Neil Hockaday’s on furlough from the NYPD as he attempts to cut back on the booze, but his new wife, Ruby, is going back to her advertising job after the couple’s trip to Ireland. Unfortunately, the same day she returns to the office, her much-disliked ex-boss’s body is found, killed in grisly fashion and wearing a leather mask.
Meanwhile, some of Hock’s colleagues on the force appear less than interested in solving a string of murders in which gay men are the victims. Now the detective’s working on his own time, in cooperation with a private investigator he knows, to uncover the truth in a case that will take him everywhere from the Metropolitan Opera to the nightclubs of Manhattan.
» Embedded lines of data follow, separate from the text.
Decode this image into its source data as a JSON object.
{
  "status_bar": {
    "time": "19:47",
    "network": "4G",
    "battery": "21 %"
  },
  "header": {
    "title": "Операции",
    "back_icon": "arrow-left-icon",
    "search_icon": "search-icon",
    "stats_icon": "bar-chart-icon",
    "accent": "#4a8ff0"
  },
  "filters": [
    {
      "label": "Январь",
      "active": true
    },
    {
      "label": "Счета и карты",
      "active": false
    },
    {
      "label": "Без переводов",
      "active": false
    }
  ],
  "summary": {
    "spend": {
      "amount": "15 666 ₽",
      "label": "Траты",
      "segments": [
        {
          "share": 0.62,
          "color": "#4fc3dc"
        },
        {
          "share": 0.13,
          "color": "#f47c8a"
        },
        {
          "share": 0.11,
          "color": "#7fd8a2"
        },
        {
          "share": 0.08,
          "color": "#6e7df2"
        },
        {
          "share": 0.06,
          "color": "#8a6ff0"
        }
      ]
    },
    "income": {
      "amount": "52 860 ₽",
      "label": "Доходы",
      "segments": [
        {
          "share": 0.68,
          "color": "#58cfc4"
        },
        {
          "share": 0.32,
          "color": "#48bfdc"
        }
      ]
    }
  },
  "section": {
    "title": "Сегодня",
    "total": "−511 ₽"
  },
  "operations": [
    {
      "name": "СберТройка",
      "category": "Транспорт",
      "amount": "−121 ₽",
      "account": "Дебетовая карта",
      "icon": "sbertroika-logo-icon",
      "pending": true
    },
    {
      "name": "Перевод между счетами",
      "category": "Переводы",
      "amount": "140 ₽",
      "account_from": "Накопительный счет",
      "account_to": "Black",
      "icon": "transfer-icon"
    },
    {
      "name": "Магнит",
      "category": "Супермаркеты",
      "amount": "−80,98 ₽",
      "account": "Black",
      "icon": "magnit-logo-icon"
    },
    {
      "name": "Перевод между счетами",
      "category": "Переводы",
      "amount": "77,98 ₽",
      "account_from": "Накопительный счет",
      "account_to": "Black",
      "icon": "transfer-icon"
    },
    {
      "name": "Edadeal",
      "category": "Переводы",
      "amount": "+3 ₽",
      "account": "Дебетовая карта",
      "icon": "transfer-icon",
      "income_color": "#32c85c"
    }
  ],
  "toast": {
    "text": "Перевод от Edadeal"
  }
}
“[A] beautifully written series.” —The Washington Post
PUBLISHERS WEEKLY
In the dark and magical Drown all the Dogs (1994), special-crimes cop Neil Hockaday left New York City to probe his roots in Ireland, where he communed with dead and living ghosts, drank lots of Guinness and talked politics and philosophy. Now Hock's back in the Big Apple, on furlough from the force while doing his best to stay off the sauce. His new wife, black, New Orleans-born Ruby Flagg, returns to her high-level advertising job on the day that the beaten and mutilated body of Frederick Crosby, her odious former boss, is discovered in his apartment, a leather mask across his face and his arms and legs nailed to the floorboards. At the same time, someone is killing off gay men in the city, crimes given scant attention by the NYPD. Hock, helping out a PI buddy, unofficially hunts the killer and probes the Crosby murder, his footsteps dogged by a homophobic cop who shows up at every crime site. The narrative is well-plotted, but Adcock's prose here is less effectively lyrical than over-the-top (e.g., the account of Ruby's punching out Crosby in a former encounter) as Hock, somewhat self-pityingly, struggles with demons public and private for control of his sensitive Hibernian soul. Author tour.